We cannot know exactly how, but it’s clear that Arpaio, one of the most hardhearted men in America, was negatively impacted by environmental factors during his early months and years. Just as all babies are. But we do know that it happened.

Why? Because science has shown that the right brain is the first to come online during the first year of life. This is the social-emotional brain and is responsible for empathy! And for moral development, humor, self-recognition, attachment, social-emotional information,  and the processing of information from within the body. (Informed by the work of Dr. Allan Schore.)

So basically, people who are bent on destroying, who have no empathy for others, are lacking in conscience because their right brains did not properly develop in infancy.

In addition, the maternal-child relationship is what creates a person’s neurology and determines how  “safe” a child feels in the world, and whether or not he feels wanted. We can’t forget the role of the “cuddle hormone,” oxytocin.” This natural wonder is produced when mothers hold and rock and breastfeed their babies. It helps insure the baby’s survival. The more the mom loves on her little one, the more she wants to. The happier and more content the baby feels, the more rewarding it is for the mother. Fathers and children also produce oxytocin.

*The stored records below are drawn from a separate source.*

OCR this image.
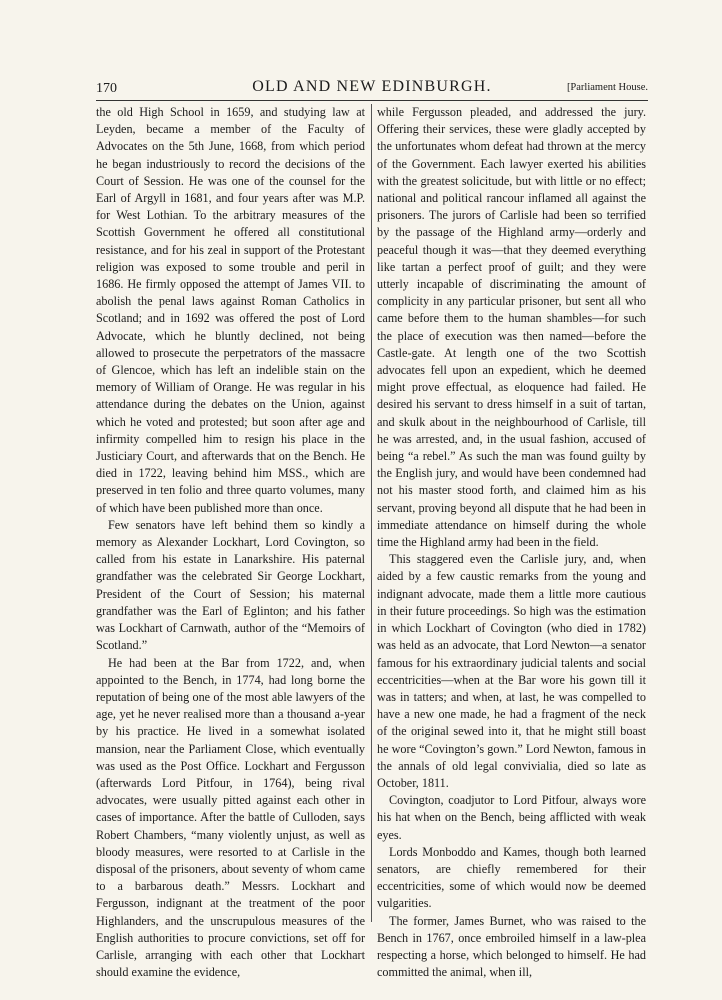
170	OLD AND NEW EDINBURGH.	[Parliament House.

the old High School in 1659, and studying law at Leyden, became a member of the Faculty of Advocates on the 5th June, 1668, from which period he began industriously to record the decisions of the Court of Session. He was one of the counsel for the Earl of Argyll in 1681, and four years after was M.P. for West Lothian. To the arbitrary measures of the Scottish Government he offered all constitutional resistance, and for his zeal in support of the Protestant religion was exposed to some trouble and peril in 1686. He firmly opposed the attempt of James VII. to abolish the penal laws against Roman Catholics in Scotland; and in 1692 was offered the post of Lord Advocate, which he bluntly declined, not being allowed to prosecute the perpetrators of the massacre of Glencoe, which has left an indelible stain on the memory of William of Orange. He was regular in his attendance during the debates on the Union, against which he voted and protested; but soon after age and infirmity compelled him to resign his place in the Justiciary Court, and afterwards that on the Bench. He died in 1722, leaving behind him MSS., which are preserved in ten folio and three quarto volumes, many of which have been published more than once.

Few senators have left behind them so kindly a memory as Alexander Lockhart, Lord Covington, so called from his estate in Lanarkshire. His paternal grandfather was the celebrated Sir George Lockhart, President of the Court of Session; his maternal grandfather was the Earl of Eglinton; and his father was Lockhart of Carnwath, author of the “Memoirs of Scotland.”

He had been at the Bar from 1722, and, when appointed to the Bench, in 1774, had long borne the reputation of being one of the most able lawyers of the age, yet he never realised more than a thousand a-year by his practice. He lived in a somewhat isolated mansion, near the Parliament Close, which eventually was used as the Post Office. Lockhart and Fergusson (afterwards Lord Pitfour, in 1764), being rival advocates, were usually pitted against each other in cases of importance. After the battle of Culloden, says Robert Chambers, “many violently unjust, as well as bloody measures, were resorted to at Carlisle in the disposal of the prisoners, about seventy of whom came to a barbarous death.” Messrs. Lockhart and Fergusson, indignant at the treatment of the poor Highlanders, and the unscrupulous measures of the English authorities to procure convictions, set off for Carlisle, arranging with each other that Lockhart should examine the evidence,

while Fergusson pleaded, and addressed the jury. Offering their services, these were gladly accepted by the unfortunates whom defeat had thrown at the mercy of the Government. Each lawyer exerted his abilities with the greatest solicitude, but with little or no effect; national and political rancour inflamed all against the prisoners. The jurors of Carlisle had been so terrified by the passage of the Highland army—orderly and peaceful though it was—that they deemed everything like tartan a perfect proof of guilt; and they were utterly incapable of discriminating the amount of complicity in any particular prisoner, but sent all who came before them to the human shambles—for such the place of execution was then named—before the Castle-gate. At length one of the two Scottish advocates fell upon an expedient, which he deemed might prove effectual, as eloquence had failed. He desired his servant to dress himself in a suit of tartan, and skulk about in the neighbourhood of Carlisle, till he was arrested, and, in the usual fashion, accused of being “a rebel.” As such the man was found guilty by the English jury, and would have been condemned had not his master stood forth, and claimed him as his servant, proving beyond all dispute that he had been in immediate attendance on himself during the whole time the Highland army had been in the field.

This staggered even the Carlisle jury, and, when aided by a few caustic remarks from the young and indignant advocate, made them a little more cautious in their future proceedings. So high was the estimation in which Lockhart of Covington (who died in 1782) was held as an advocate, that Lord Newton—a senator famous for his extraordinary judicial talents and social eccentricities—when at the Bar wore his gown till it was in tatters; and when, at last, he was compelled to have a new one made, he had a fragment of the neck of the original sewed into it, that he might still boast he wore “Covington’s gown.” Lord Newton, famous in the annals of old legal convivialia, died so late as October, 1811.

Covington, coadjutor to Lord Pitfour, always wore his hat when on the Bench, being afflicted with weak eyes.

Lords Monboddo and Kames, though both learned senators, are chiefly remembered for their eccentricities, some of which would now be deemed vulgarities.

The former, James Burnet, who was raised to the Bench in 1767, once embroiled himself in a law-plea respecting a horse, which belonged to himself. He had committed the animal, when ill,
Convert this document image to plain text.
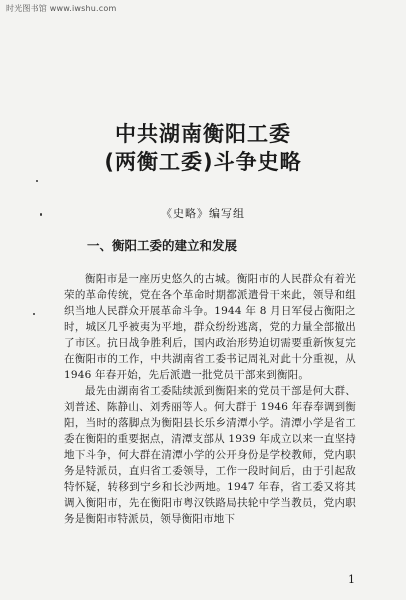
时光图书馆 www.iwshu.com
中共湖南衡阳工委
(两衡工委)斗争史略
《史略》编写组
一、衡阳工委的建立和发展

衡阳市是一座历史悠久的古城。衡阳市的人民群众有着光荣的革命传统，党在各个革命时期都派遣骨干来此，领导和组织当地人民群众开展革命斗争。1944 年 8 月日军侵占衡阳之时，城区几乎被夷为平地，群众纷纷逃离，党的力量全部撤出了市区。抗日战争胜利后，国内政治形势迫切需要重新恢复完在衡阳市的工作，中共湖南省工委书记周礼对此十分重视，从 1946 年春开始，先后派遣一批党员干部来到衡阳。

最先由湖南省工委陆续派到衡阳来的党员干部是何大群、刘普述、陈静山、刘秀丽等人。何大群于 1946 年春奉调到衡阳，当时的落脚点为衡阳县长乐乡清潭小学。清潭小学是省工委在衡阳的重要据点，清潭支部从 1939 年成立以来一直坚持地下斗争，何大群在清潭小学的公开身份是学校教师，党内职务是特派员，直归省工委领导，工作一段时间后，由于引起敌特怀疑，转移到宁乡和长沙两地。1947 年春，省工委又将其调入衡阳市，先在衡阳市粤汉铁路局扶轮中学当教员，党内职务是衡阳市特派员，领导衡阳市地下

1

Babies need abundant positive interactions each day with an attuned, emotionally responsive caregiver. These “serve and return” interactions build circuitry in the baby’s brain, which creates attachment and helps the baby regulate stress. In an environment where the baby does not receive attuned interaction, he or she easily becomes hyper-reactive to perceived threats, and has less ability to cope. This is because brain development is dependent on experience. (Informed by the Harvard Center on the Developing Child.)

Is this not the behavior we are seeing in our president, as well as his alt-right base: a basic inability to respond as mature adults to the demands and stresses of life in our changing society?

Now, relate this to early nurturing. Children who do not have their earliest needs met – especially emotional needs – do not feel valued. They do not feel loved and accepted as valuable and vulnerable little people. This is where the empathy required to connect to others is denied them.

Such unfortunate people are not human beings in the truest sense, says Dr. Allan Schore, a clinical neuro-psychologist at UCLA. They are only biological humans. Not psychological humans.

In one of his lectures, Dr. Shore stated, “Capacity for empathy gives him or her a sense of connectedness with others, and therefore a human identity.”

Connectedness is the antidote for fear and isolation. It’s the way into the larger societal conversation. Psychiatrist Jerry Jampolsky, founder of the Center for Attitudinal Healing, wrote in his book of the same name, “love is letting go of fear.”

Despite his prodigious tweets, despite his fame and wealth, our president is not connected to the whole. Unless he undergoes a fundamental change, he will never be his authentic self.  His knee-jerk attacks of just about everything, his need to perpetually paint himself as Mr. Wonderful, all point to deep pain from childhood now buried beneath layers of protective defense mechanisms. (Informed by the work of Pia Mellody of the Meadows Treatment Center.)

In my view, the way to make children part of the conversation is to value them, and to shower them with radical love and acceptance. But the first step is ensuring a strong attachment relationship between mother and child. One that builds emotionally and cognitively healthy minds.